The Trump administration’s latest efforts to undo more of Barack Obama’s efforts to slow climate change come as no surprise. Nothing gets this President more excited than trying to undo his predecessor’s legacy.
But his proposed new EPA rules – tagged with the laughable misnomer the “Affordable Clean Energy” rule – are not just vindictive, they are dangerous. The administration wants to allow coal-burning power plants to emit more deadly carbon and to give states greater leeway to allow big-money companies to pollute. The new rules would replace the Obama-era Clean Power Plan, which is aimed at reducing carbon emissions.
The proposal reflects a longstanding and fundamentally damaging idea in right-wing politics: That climate change is a matter of opinion, not fact, and that people who have no interest in the facts still deserve to hold political office.
The deluded perspective is not confined to America’s Republican Party. Conservatives in Australia have also latched on to the theory that climate change is debatable, and that efforts to fight it are a liberal conspiracy against big business.
The GOP has long been in the pocket of polluters, who have made clear that they are quite comfortable destroying the planet for our children and grandchildren in return for getting rich now. The party has helped to make this denialism politically feasible by systematically undermining the public education system and refusing the validity of scientific inquiry. Do they believe in evolution yet?
That the new Trump rules will cost thousands of lives – 1,400 every year by the EPA’s own admission – doesn’t seem to matter to this President and his GOP enablers, who put corporate profits first, ahead of citizens’ health. In this, they are joined by a base that seems willing to accept any lie, indignity or even undermining of health and life.
It’s a sad state of affairs – but also a real and growing threat to a country experiencing wild weather mood swings, the largest wildfires in recorded history, floods, droughts and on and on.
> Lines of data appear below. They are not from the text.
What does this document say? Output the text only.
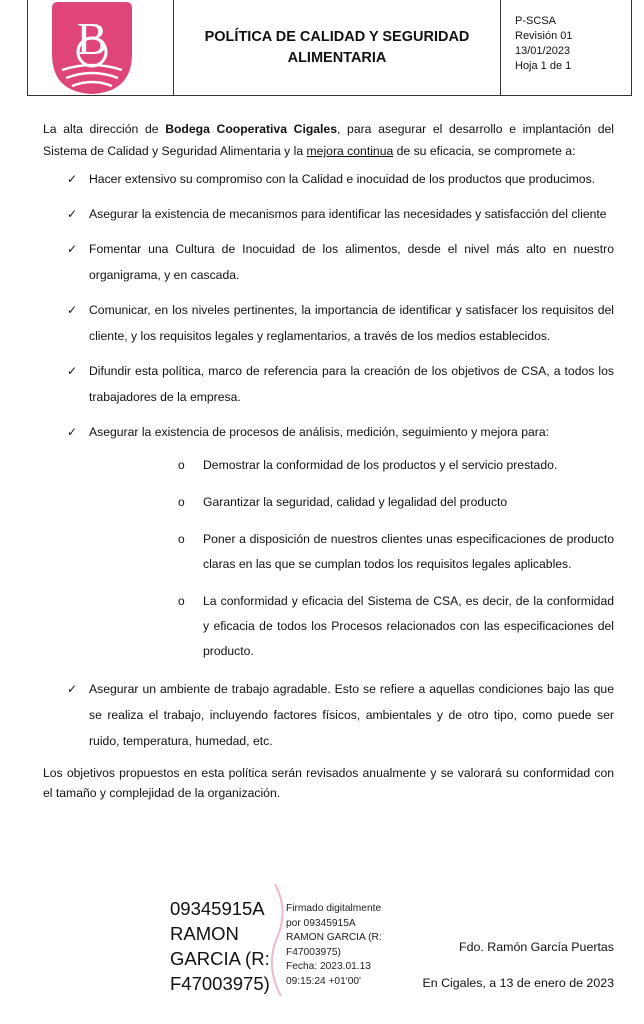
B	POLÍTICA DE CALIDAD Y SEGURIDAD
ALIMENTARIA
P-SCSA
Revisión 01
13/01/2023
Hoja 1 de 1

La alta dirección de Bodega Cooperativa Cigales, para asegurar el desarrollo e implantación del Sistema de Calidad y Seguridad Alimentaria y la mejora continua de su eficacia, se compromete a:

✓ Hacer extensivo su compromiso con la Calidad e inocuidad de los productos que producimos.
✓ Asegurar la existencia de mecanismos para identificar las necesidades y satisfacción del cliente
✓ Fomentar una Cultura de Inocuidad de los alimentos, desde el nivel más alto en nuestro organigrama, y en cascada.
✓ Comunicar, en los niveles pertinentes, la importancia de identificar y satisfacer los requisitos del cliente, y los requisitos legales y reglamentarios, a través de los medios establecidos.
✓ Difundir esta política, marco de referencia para la creación de los objetivos de CSA, a todos los trabajadores de la empresa.
✓ Asegurar la existencia de procesos de análisis, medición, seguimiento y mejora para:
o Demostrar la conformidad de los productos y el servicio prestado.
o Garantizar la seguridad, calidad y legalidad del producto
o Poner a disposición de nuestros clientes unas especificaciones de producto claras en las que se cumplan todos los requisitos legales aplicables.
o La conformidad y eficacia del Sistema de CSA, es decir, de la conformidad y eficacia de todos los Procesos relacionados con las especificaciones del producto.
✓ Asegurar un ambiente de trabajo agradable. Esto se refiere a aquellas condiciones bajo las que se realiza el trabajo, incluyendo factores físicos, ambientales y de otro tipo, como puede ser ruido, temperatura, humedad, etc.

Los objetivos propuestos en esta política serán revisados anualmente y se valorará su conformidad con el tamaño y complejidad de la organización.

09345915A
RAMON
GARCIA (R:
F47003975)
Firmado digitalmente
por 09345915A
RAMON GARCIA (R:
F47003975)
Fecha: 2023.01.13
09:15:24 +01'00'
Fdo. Ramón García Puertas
En Cigales, a 13 de enero de 2023
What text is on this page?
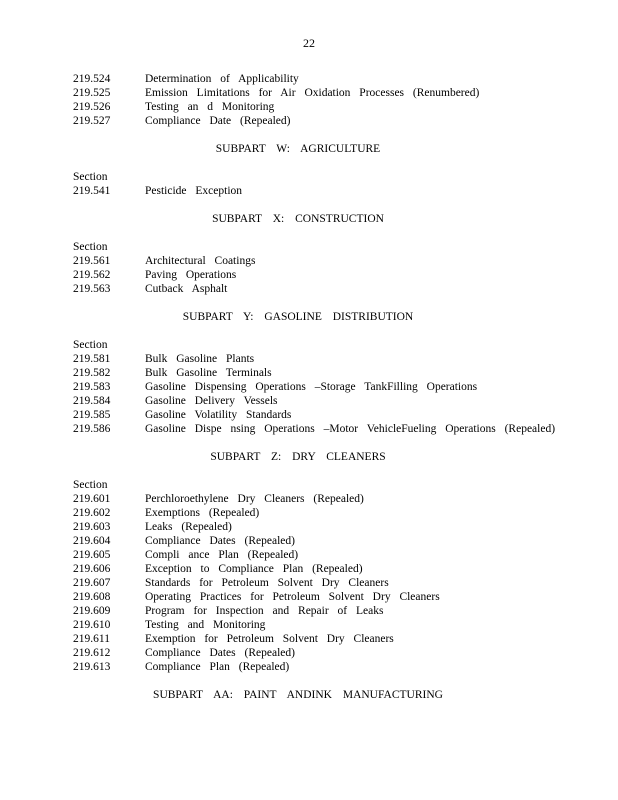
22
219.524	Determination of Applicability
219.525	Emission Limitations for Air Oxidation Processes (Renumbered)
219.526	Testing an d Monitoring
219.527	Compliance Date (Repealed)
SUBPART W: AGRICULTURE
Section
219.541	Pesticide Exception
SUBPART X: CONSTRUCTION
Section
219.561	Architectural Coatings
219.562	Paving Operations
219.563	Cutback Asphalt
SUBPART Y: GASOLINE DISTRIBUTION
Section
219.581	Bulk Gasoline Plants
219.582	Bulk Gasoline Terminals
219.583	Gasoline Dispensing Operations –Storage TankFilling Operations
219.584	Gasoline Delivery Vessels
219.585	Gasoline Volatility Standards
219.586	Gasoline Dispe nsing Operations –Motor VehicleFueling Operations (Repealed)
SUBPART Z: DRY CLEANERS
Section
219.601	Perchloroethylene Dry Cleaners (Repealed)
219.602	Exemptions (Repealed)
219.603	Leaks (Repealed)
219.604	Compliance Dates (Repealed)
219.605	Compli ance Plan (Repealed)
219.606	Exception to Compliance Plan (Repealed)
219.607	Standards for Petroleum Solvent Dry Cleaners
219.608	Operating Practices for Petroleum Solvent Dry Cleaners
219.609	Program for Inspection and Repair of Leaks
219.610	Testing and Monitoring
219.611	Exemption for Petroleum Solvent Dry Cleaners
219.612	Compliance Dates (Repealed)
219.613	Compliance Plan (Repealed)
SUBPART AA: PAINT ANDINK MANUFACTURING
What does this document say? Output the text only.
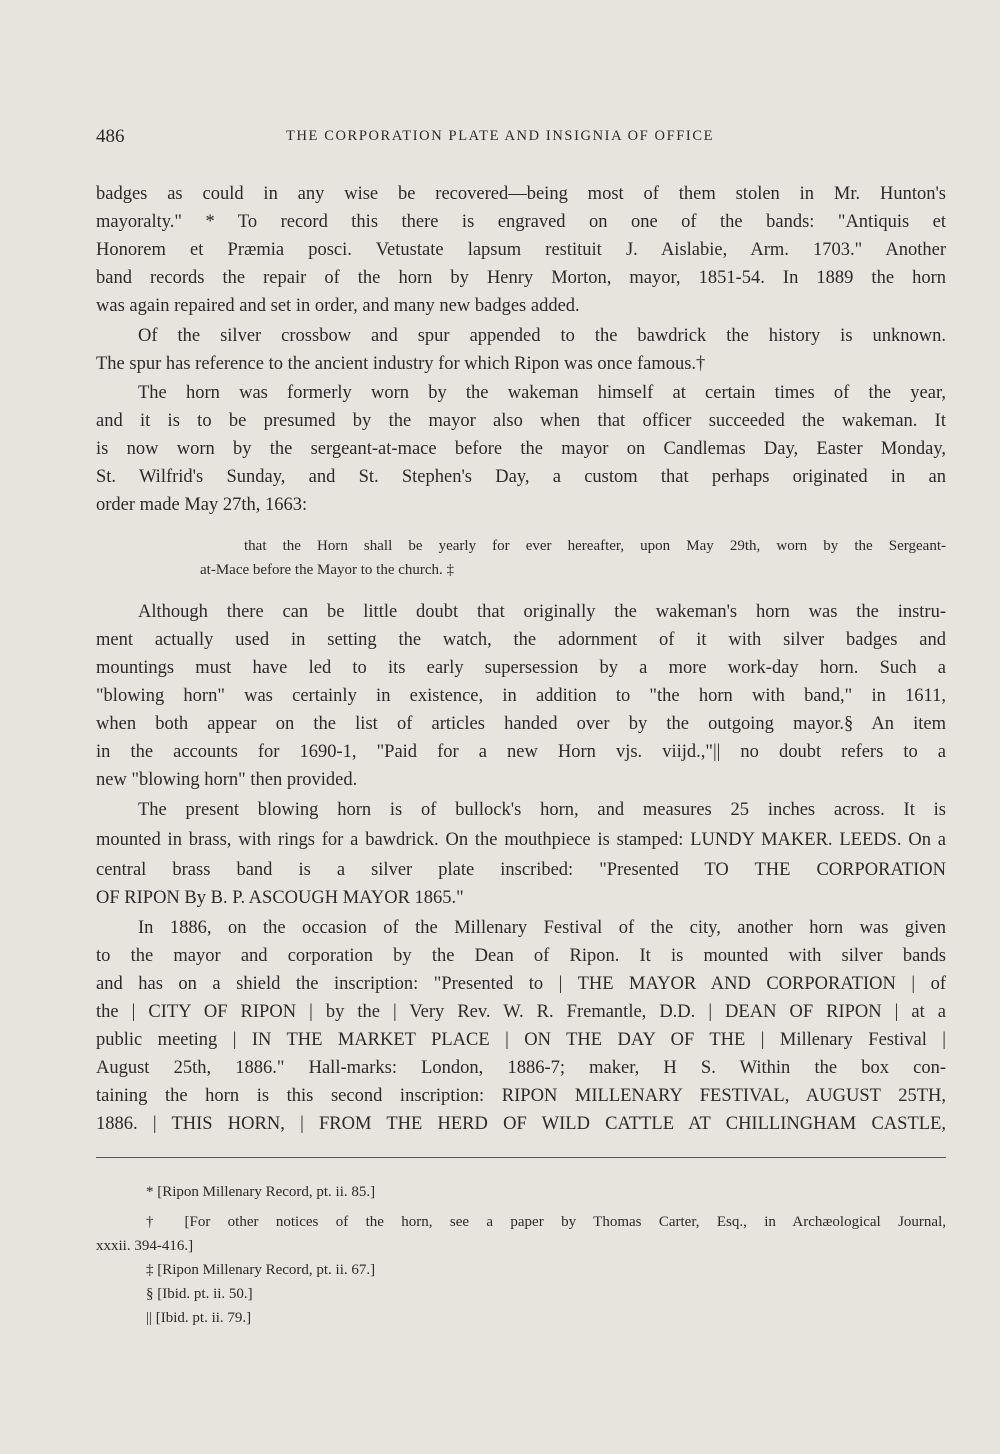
486	THE CORPORATION PLATE AND INSIGNIA OF OFFICE
badges as could in any wise be recovered—being most of them stolen in Mr. Hunton's
mayoralty." * To record this there is engraved on one of the bands: "Antiquis et
Honorem et Præmia posci. Vetustate lapsum restituit J. Aislabie, Arm. 1703." Another
band records the repair of the horn by Henry Morton, mayor, 1851-54. In 1889 the horn
was again repaired and set in order, and many new badges added.
Of the silver crossbow and spur appended to the bawdrick the history is unknown.
The spur has reference to the ancient industry for which Ripon was once famous.†
The horn was formerly worn by the wakeman himself at certain times of the year,
and it is to be presumed by the mayor also when that officer succeeded the wakeman. It
is now worn by the sergeant-at-mace before the mayor on Candlemas Day, Easter Monday,
St. Wilfrid's Sunday, and St. Stephen's Day, a custom that perhaps originated in an
order made May 27th, 1663:
that the Horn shall be yearly for ever hereafter, upon May 29th, worn by the Sergeant-
at-Mace before the Mayor to the church. ‡
Although there can be little doubt that originally the wakeman's horn was the instru-
ment actually used in setting the watch, the adornment of it with silver badges and
mountings must have led to its early supersession by a more work-day horn. Such a
"blowing horn" was certainly in existence, in addition to "the horn with band," in 1611,
when both appear on the list of articles handed over by the outgoing mayor.§ An item
in the accounts for 1690-1, "Paid for a new Horn vjs. viijd.,"|| no doubt refers to a
new "blowing horn" then provided.
The present blowing horn is of bullock's horn, and measures 25 inches across. It is
mounted in brass, with rings for a bawdrick. On the mouthpiece is stamped: LUNDY MAKER. LEEDS. On a
central brass band is a silver plate inscribed: "Presented TO THE CORPORATION
OF RIPON By B. P. ASCOUGH MAYOR 1865."
In 1886, on the occasion of the Millenary Festival of the city, another horn was given
to the mayor and corporation by the Dean of Ripon. It is mounted with silver bands
and has on a shield the inscription: "Presented to | THE MAYOR AND CORPORATION | of
the | CITY OF RIPON | by the | Very Rev. W. R. Fremantle, D.D. | DEAN OF RIPON | at a
public meeting | IN THE MARKET PLACE | ON THE DAY OF THE | Millenary Festival |
August 25th, 1886." Hall-marks: London, 1886-7; maker, H S. Within the box con-
taining the horn is this second inscription: RIPON MILLENARY FESTIVAL, AUGUST 25TH,
1886. | THIS HORN, | FROM THE HERD OF WILD CATTLE AT CHILLINGHAM CASTLE,
* [Ripon Millenary Record, pt. ii. 85.]
† [For other notices of the horn, see a paper by Thomas Carter, Esq., in Archæological Journal,
xxxii. 394-416.]
‡ [Ripon Millenary Record, pt. ii. 67.]
§ [Ibid. pt. ii. 50.]
|| [Ibid. pt. ii. 79.]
In any reasonable universe, those who deny basic scientific facts that connect this grim reality to humans’ role in global warming would be deemed unfit to hold office. Imagine a congressman who questioned whether gravity was real, or a senator who insisted the earth was flat. We would rightly say that they’re intellectually deficient, and that their bizarre theories mean they probably shouldn’t be making vital decisions that affect millions of Americans (not to mention billions more people around the world).
But somehow climate change falls in a different category (along with, among a majority of evangelical protestants, for example, a disbelief in evolution).
It’s one thing to be ignorant – and, to be sure, many non-climate-change-denying Americans don’t understand the basics of climate change either. But most Americans also don’t understand the details of how a bill becomes law, how our court system works, or how the national budget gets set – all things we expect of our nationally elected officials.
Politicians should similarly be expected to understand the basic science of climate change, and to listen to the scientific experts instead of seeking out the few outliers who confirm their own half-baked beliefs.
Of course, Trump has appointed a series of cronies and amateurs to his cabinet, and he himself holds the highest office in the land, with zero previous experience for the job, zero intellectual curiosity, and zero ability to train his attention on just about anything other than Twitter and Fox News.
His presidency makes full mockery of the theory that those in charge should know anything at all. And with this latest green light to polluters and contaminators, all of us are again paying the price for that unapologetic greed and ignorance.